Oil prices were struggling for traction on Friday, as investors juggled concerns over demand and the commodity was set to market its first weekly loss in several.
West Texas Intermediate crude for July delivery
fell 35 cents, or 0.2%, to $117.36 a barrel. The contract climbed 2% to $117.58 a barrel on the New York Mercantile Exchange on Thursday, clawing back some losses from Wednesday’s 3% decline.
August Brent crude
the global benchmark, was 17 cents lower, or 0.2%, to $119.64 a barrel. The contract rose $1.30, or 1.1%, to $119.81 a barrel on ICE Futures Europe on Thursday.
July natural gas
fell 2.8% to $7.259 per million British thermal units.
Oil prices have struggled this week as investors have backed away from perceived riskier assets in the wake of a Federal Reserve interest rate hike. Fears that the economy could tip into recession have weighed on commodities and other perceived riskier assets.
The Fed was followed by a bigger-than-expected hike from the Swiss National Bank, and Bank of England also raised interest rates.
WTI crude is likely to lose 2.5% this week, on a continuous contract basis, which would mark the first drop after three straight weekly gains.
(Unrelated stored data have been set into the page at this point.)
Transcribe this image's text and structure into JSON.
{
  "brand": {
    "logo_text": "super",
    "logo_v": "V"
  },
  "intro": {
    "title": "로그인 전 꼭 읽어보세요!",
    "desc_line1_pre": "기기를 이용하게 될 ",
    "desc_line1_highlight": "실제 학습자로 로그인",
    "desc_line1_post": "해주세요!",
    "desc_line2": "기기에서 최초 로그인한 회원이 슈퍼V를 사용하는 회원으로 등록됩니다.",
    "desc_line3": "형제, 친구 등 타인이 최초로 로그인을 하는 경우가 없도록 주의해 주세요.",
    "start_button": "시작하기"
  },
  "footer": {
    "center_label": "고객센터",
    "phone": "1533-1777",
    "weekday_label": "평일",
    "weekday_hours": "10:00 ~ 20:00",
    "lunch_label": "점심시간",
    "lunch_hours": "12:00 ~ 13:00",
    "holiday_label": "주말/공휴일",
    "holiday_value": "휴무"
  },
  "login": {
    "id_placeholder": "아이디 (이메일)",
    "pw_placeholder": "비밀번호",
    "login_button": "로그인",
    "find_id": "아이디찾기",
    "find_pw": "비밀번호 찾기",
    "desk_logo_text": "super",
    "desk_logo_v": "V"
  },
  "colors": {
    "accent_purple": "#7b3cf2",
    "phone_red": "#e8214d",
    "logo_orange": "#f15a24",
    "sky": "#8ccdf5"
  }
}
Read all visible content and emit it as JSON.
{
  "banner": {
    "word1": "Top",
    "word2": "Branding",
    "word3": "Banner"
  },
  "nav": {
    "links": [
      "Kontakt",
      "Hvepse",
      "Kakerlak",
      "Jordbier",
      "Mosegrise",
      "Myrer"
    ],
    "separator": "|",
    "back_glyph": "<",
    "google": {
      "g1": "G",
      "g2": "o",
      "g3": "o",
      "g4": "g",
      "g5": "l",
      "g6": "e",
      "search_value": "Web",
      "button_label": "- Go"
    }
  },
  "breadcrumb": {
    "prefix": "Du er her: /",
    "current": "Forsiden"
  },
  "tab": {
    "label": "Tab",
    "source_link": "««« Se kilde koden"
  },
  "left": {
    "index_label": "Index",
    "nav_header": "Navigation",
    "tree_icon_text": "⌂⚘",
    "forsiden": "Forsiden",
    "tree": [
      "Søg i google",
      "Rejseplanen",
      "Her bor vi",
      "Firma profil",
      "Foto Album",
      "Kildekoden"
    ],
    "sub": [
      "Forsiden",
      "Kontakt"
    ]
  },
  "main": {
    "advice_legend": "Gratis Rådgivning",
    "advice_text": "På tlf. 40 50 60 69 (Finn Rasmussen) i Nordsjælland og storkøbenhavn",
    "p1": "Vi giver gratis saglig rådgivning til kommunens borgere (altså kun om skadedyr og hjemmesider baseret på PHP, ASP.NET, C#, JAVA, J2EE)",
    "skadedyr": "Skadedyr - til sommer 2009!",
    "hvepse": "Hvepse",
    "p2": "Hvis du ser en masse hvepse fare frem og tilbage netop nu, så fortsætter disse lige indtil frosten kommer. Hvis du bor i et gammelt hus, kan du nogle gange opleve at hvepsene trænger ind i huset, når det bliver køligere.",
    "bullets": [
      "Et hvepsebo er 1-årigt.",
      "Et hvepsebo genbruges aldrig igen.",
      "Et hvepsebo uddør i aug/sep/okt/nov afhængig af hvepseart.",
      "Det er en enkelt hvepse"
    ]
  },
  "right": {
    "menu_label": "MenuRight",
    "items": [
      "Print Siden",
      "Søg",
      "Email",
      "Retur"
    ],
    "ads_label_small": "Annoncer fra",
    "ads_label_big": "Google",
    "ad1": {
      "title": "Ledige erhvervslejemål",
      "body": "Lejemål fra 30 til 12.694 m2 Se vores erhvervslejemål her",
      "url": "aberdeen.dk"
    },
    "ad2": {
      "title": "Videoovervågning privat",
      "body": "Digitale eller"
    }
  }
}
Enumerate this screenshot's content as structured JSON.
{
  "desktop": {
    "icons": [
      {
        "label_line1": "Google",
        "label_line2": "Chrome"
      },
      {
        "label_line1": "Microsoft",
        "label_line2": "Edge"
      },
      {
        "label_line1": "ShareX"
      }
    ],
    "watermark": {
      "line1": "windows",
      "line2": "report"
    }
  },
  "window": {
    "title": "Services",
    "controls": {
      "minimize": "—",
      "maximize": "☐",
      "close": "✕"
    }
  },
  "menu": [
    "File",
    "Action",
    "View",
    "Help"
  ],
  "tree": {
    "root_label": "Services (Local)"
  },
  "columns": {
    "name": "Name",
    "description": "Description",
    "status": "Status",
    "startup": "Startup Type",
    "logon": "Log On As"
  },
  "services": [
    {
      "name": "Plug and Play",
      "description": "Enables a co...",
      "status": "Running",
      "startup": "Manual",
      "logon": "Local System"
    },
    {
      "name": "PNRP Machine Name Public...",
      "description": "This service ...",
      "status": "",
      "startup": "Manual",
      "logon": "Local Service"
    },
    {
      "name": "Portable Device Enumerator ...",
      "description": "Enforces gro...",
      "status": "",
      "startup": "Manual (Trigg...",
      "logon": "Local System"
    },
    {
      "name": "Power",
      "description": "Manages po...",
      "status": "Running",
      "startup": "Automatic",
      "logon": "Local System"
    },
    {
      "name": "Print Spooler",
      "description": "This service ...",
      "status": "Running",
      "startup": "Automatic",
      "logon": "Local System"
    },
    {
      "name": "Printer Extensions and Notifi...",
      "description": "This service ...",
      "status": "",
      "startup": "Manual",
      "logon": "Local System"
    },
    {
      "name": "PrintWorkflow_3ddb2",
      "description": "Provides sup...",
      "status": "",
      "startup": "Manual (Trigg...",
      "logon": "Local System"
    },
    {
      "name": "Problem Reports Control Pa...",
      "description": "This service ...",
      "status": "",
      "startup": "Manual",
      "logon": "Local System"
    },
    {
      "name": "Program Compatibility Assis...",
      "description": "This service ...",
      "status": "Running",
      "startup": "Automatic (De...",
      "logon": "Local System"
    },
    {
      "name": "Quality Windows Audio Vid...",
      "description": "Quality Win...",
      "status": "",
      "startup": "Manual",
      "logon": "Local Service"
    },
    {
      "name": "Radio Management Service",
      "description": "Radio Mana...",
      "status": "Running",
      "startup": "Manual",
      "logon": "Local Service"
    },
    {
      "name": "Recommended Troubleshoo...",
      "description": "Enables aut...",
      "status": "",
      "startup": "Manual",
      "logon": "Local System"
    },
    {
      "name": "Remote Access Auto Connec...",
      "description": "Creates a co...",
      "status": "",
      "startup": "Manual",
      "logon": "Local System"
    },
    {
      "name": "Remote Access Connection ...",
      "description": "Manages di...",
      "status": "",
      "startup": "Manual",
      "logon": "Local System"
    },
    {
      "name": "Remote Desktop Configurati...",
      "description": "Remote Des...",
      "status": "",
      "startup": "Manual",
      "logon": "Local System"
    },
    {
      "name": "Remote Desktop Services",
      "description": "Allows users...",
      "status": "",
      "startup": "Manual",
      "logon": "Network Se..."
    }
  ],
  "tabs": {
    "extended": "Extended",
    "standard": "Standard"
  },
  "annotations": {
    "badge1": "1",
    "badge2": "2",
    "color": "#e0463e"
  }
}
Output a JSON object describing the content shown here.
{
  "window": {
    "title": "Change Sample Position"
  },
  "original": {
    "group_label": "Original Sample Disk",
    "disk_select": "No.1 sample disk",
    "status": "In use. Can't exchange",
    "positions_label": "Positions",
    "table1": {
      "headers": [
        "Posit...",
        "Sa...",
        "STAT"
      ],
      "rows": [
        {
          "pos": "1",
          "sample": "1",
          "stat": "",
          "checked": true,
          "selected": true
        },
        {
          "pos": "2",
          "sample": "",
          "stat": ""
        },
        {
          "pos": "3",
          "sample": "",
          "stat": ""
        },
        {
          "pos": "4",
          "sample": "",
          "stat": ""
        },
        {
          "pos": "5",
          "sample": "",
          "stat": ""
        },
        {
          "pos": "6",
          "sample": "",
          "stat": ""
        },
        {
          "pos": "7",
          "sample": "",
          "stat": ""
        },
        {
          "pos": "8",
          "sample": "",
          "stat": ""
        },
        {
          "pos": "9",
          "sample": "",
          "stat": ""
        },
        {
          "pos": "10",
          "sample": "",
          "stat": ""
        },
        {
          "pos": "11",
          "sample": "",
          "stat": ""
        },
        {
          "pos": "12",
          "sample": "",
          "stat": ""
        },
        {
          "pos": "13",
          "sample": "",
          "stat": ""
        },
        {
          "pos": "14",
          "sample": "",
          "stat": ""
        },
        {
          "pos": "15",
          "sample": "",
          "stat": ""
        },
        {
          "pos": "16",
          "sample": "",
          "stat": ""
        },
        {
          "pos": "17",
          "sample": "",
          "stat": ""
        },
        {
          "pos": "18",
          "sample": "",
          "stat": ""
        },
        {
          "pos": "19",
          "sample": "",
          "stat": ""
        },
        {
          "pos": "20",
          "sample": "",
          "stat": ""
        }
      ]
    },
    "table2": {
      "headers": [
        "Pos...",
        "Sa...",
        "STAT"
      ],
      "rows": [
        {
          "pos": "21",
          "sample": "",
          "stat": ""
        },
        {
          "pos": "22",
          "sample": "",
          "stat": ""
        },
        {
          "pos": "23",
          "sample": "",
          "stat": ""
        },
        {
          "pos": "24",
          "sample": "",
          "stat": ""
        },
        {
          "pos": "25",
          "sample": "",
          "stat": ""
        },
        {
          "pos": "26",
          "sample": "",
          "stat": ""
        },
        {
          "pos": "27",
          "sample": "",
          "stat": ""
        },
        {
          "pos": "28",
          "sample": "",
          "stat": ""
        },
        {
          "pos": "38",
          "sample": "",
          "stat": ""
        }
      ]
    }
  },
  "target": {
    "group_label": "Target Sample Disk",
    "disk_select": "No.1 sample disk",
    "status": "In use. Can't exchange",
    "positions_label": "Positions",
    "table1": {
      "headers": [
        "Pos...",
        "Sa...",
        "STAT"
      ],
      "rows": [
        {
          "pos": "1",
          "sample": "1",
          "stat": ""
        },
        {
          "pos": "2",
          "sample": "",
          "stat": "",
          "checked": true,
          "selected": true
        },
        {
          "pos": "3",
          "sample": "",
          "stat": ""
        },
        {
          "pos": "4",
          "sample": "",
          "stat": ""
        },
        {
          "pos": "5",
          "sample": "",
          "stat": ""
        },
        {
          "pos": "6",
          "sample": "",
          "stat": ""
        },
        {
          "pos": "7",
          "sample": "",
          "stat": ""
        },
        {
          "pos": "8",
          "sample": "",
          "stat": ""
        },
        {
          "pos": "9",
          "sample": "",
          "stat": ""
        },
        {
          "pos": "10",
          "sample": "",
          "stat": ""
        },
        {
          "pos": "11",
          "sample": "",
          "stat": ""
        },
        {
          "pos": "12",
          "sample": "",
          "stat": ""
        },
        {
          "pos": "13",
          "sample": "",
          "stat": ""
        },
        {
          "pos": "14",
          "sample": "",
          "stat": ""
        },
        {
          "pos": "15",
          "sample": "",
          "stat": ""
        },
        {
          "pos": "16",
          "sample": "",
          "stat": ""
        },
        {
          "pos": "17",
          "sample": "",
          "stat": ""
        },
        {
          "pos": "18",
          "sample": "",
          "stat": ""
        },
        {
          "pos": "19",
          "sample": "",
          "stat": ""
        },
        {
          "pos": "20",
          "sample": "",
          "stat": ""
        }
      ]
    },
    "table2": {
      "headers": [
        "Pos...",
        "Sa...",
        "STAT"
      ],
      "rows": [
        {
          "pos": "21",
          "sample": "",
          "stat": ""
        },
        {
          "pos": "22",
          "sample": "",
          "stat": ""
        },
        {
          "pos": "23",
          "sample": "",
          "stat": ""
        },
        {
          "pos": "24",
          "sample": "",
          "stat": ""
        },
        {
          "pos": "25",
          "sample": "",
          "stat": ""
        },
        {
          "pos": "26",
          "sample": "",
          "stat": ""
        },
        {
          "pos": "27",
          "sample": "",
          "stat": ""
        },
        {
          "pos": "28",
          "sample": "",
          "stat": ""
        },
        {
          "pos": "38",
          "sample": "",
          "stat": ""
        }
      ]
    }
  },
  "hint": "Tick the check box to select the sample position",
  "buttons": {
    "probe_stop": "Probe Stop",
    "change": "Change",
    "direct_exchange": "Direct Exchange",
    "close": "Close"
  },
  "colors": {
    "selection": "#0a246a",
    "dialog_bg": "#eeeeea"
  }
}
Brent was set to drop 1.8%, breaking a four-straight weekly string of wins.
Crude rebounded on Thursday on news that the U.S. had hit Iran with fresh sanctions to push that country back towards a nuclear agreement.
But investors can’t shake worries over demand, with prolonged lockdowns in China the main catalyst, noted Saxo Bank strategists. “On top of that the short-term technical outlook has weakened following several failed attempts to break higher, but given the tight supply outlook, highlighted by the IEA earlier in the week,” they said.
The International Energy Agency said earlier this week that it expects supply growth to lag behind demand, pushing an already tight market witnessing soaring prices into a 500,000-barrel-a-day deficit.